Les difficultés des collectivités territoriales confrontées aux restructurations sont souvent bien analysées et relayées par le Sénat. Je saisis l’occasion pour citer le cas du territoire du Cambrésis, qui doit aujourd’hui faire face aux bouleversements liés à la fermeture de la base aérienne de Cambrai-Épinoy. Dans cette partie de la France, les friches militaires succèdent aux friches industrielles. La seule perspective consiste en une hypothétique reconversion aidée par un État qui procède à des coupes budgétaires de plus en plus rigoureuses.

Je souhaiterais que le Sénat défende la cause des personnels aussi bien que celle des territoires. Les restructurations en effet portent en elles l’éclatement des communautés de travail au sein de la défense. Cet éclatement est amplifié par le transfert au secteur privé d’un certain nombre de fonctions de soutien. Certes, le Gouvernement semble aujourd’hui hésiter à intensifier sa politique d’externalisation, dont nous demandons solennellement un bilan précis. Ce dernier montrera vraisemblablement que les économies de fonctionnement ne sont pas systématiquement au rendez-vous. La notion de réorganisation semble véhiculer, pour le Gouvernement, une image de progrès, alors qu’elle est un facteur d’épuisement et de stress pour les agents. Par-dessus tout, la suppression des 54 000 emplois dans la défense s’accompagne d’une destruction de nos savoir-faire qui met en péril à la fois notre communauté de travail et notre indépendance nationale.

En ce qui me concerne, je suis très sensible au sort réservé aux personnels civils. Le Livre blanc sur la défense et la sécurité nationale a posé un principe très clair : « Les personnels militaires devront se concentrer sur les missions opérationnelles, les personnels civils sur les tâches administratives et de soutien. » Dans ces conditions, pourquoi, monsieur le ministre, ne pas offrir de meilleures perspectives de carrière aux personnels civils ? Comme nous l’ont rappelé les syndicats que nous avons auditionnés, on trouve des militaires à des postes ne présentant aucun caractère opérationnel tandis que les postes d’encadrement sont rarement occupés par des personnels civils, qui en ont pourtant la capacité.

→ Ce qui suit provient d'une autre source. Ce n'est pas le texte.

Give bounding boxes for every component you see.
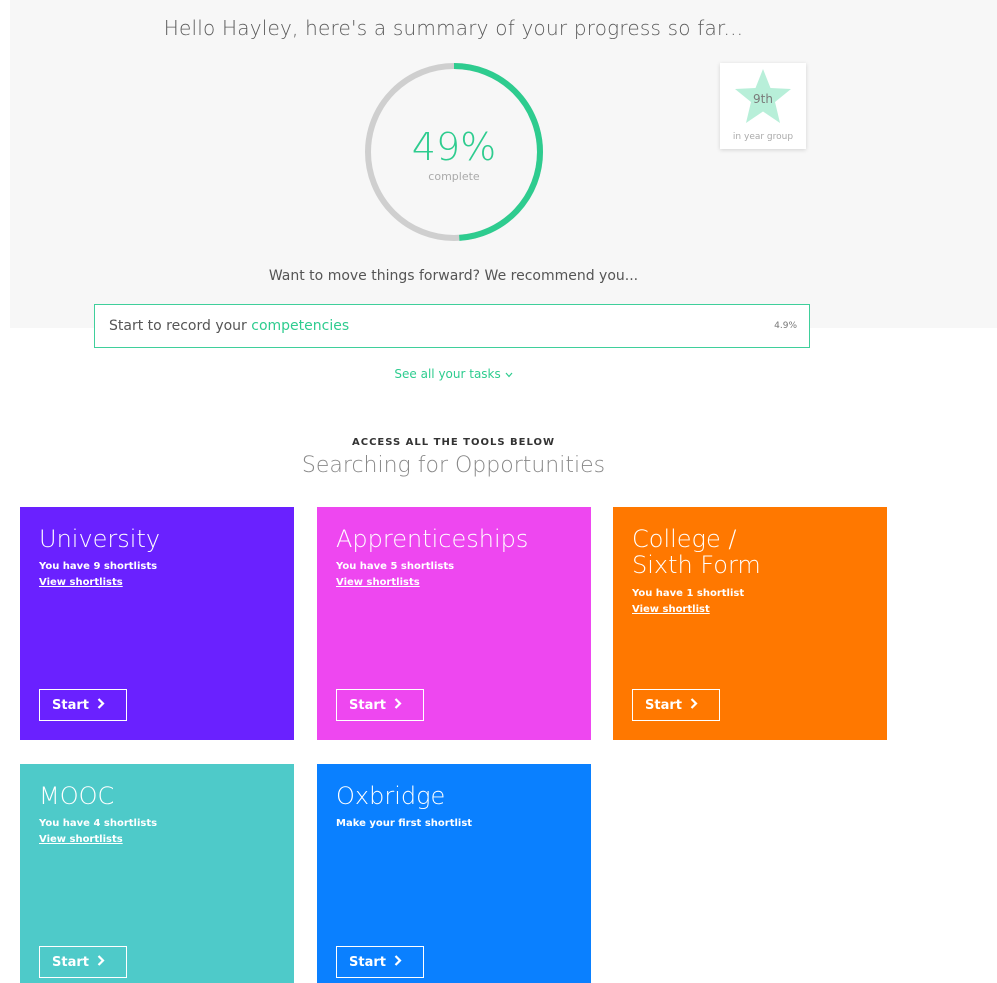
- tile-title: Apprenticeships: [336, 525, 529, 553]
- recommendation-text: Want to move things forward? We recommen…: [268, 268, 639, 284]
- rank-caption: in year group: [732, 132, 794, 142]
- view-shortlists-link[interactable]: View shortlists: [39, 834, 123, 845]
- start-button-label: Start: [349, 697, 386, 713]
- view-shortlist-link[interactable]: View shortlist: [632, 604, 710, 615]
- start-button-label: Start: [349, 954, 386, 970]
- see-all-tasks-link[interactable]: See all your tasks: [0, 367, 907, 381]
- tile-shortlist-prompt: Make your first shortlist: [336, 818, 473, 829]
- chevron-right-icon: [394, 697, 402, 713]
- tile-title-line-1: College /: [632, 525, 737, 553]
- progress-ring-label: 49% complete: [362, 60, 546, 244]
- tile-shortlist-count: You have 1 shortlist: [632, 588, 745, 599]
- tile-oxbridge: Oxbridge Make your first shortlist Start: [317, 764, 591, 983]
- start-button-apprenticeships[interactable]: Start: [336, 689, 424, 721]
- view-shortlists-link[interactable]: View shortlists: [336, 577, 420, 588]
- view-shortlists-link[interactable]: View shortlists: [39, 577, 123, 588]
- tile-shortlist-count: You have 5 shortlists: [336, 561, 455, 572]
- chevron-down-icon: [505, 367, 513, 381]
- start-button-university[interactable]: Start: [39, 689, 127, 721]
- chevron-right-icon: [690, 697, 698, 713]
- start-button-college[interactable]: Start: [632, 689, 720, 721]
- chevron-right-icon: [97, 954, 105, 970]
- chevron-right-icon: [97, 697, 105, 713]
- progress-caption: complete: [428, 169, 480, 183]
- recommended-task[interactable]: Start to record your competencies 4.9%: [94, 304, 810, 348]
- start-button-oxbridge[interactable]: Start: [336, 946, 424, 978]
- start-button-label: Start: [645, 697, 682, 713]
- tile-university: University You have 9 shortlists View sh…: [20, 507, 294, 740]
- start-button-label: Start: [52, 697, 89, 713]
- task-percent: 4.9%: [774, 321, 797, 331]
- start-button-mooc[interactable]: Start: [39, 946, 127, 978]
- chevron-right-icon: [394, 954, 402, 970]
- tile-shortlist-count: You have 4 shortlists: [39, 818, 158, 829]
- rank-badge: 9th in year group: [720, 63, 806, 149]
- tile-mooc: MOOC You have 4 shortlists View shortlis…: [20, 764, 294, 983]
- tile-title: University: [39, 525, 161, 553]
- tools-heading: Searching for Opportunities: [301, 453, 606, 478]
- greeting-heading: Hello Hayley, here's a summary of your p…: [163, 16, 744, 40]
- rank-position: 9th: [753, 92, 773, 106]
- competencies-link[interactable]: competencies: [251, 318, 349, 334]
- task-prefix: Start to record your: [109, 318, 252, 334]
- tile-college-sixth-form: College / Sixth Form You have 1 shortlist…: [613, 507, 887, 740]
- tile-shortlist-count: You have 9 shortlists: [39, 561, 158, 572]
- start-button-label: Start: [52, 954, 89, 970]
- task-description: Start to record your competencies: [109, 318, 349, 334]
- tile-title-line-2: Sixth Form: [632, 551, 761, 579]
- tile-title: Oxbridge: [336, 782, 446, 810]
- tile-title: College / Sixth Form: [632, 526, 872, 578]
- progress-percent: 49%: [411, 124, 497, 169]
- progress-ring: 49% complete: [362, 60, 546, 244]
- see-all-tasks-label: See all your tasks: [394, 367, 501, 381]
- tools-eyebrow: ACCESS ALL THE TOOLS BELOW: [351, 437, 556, 448]
- tile-title: MOOC: [39, 782, 115, 810]
- tile-apprenticeships: Apprenticeships You have 5 shortlists Vi…: [317, 507, 591, 740]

Je me demande enfin si la modernisation de notre défense est bien en phase avec celle de la société française. En effet, il faut constater que la féminisation de la défense n’est pas encore très développée. Ce n’est pas seulement une question de genre. Faut-il rappeler qu’un certain nombre d’études spécialisées montrent que la participation accrue des femmes aux fonctions de management d’une structure renforce son efficacité et sa rentabilité, tout en y réduisant les conflits ? C’est pourquoi, pour une meilleure visibilité, il serait nécessaire qu’au milieu de la grande profusion de chiffres et de données qui accompagnent la présentation du budget de la défense figurent aussi des indicateurs chiffrés sur la place des femmes dans la défense de notre pays.

Telles étaient, mes chers collègues, mes principales remarques concernant le programme 212.

À titre personnel, je ne voterai donc pas les crédits de la mission défense, mais je rappelle que la commission des affaires étrangères a suggéré au Sénat de les adopter.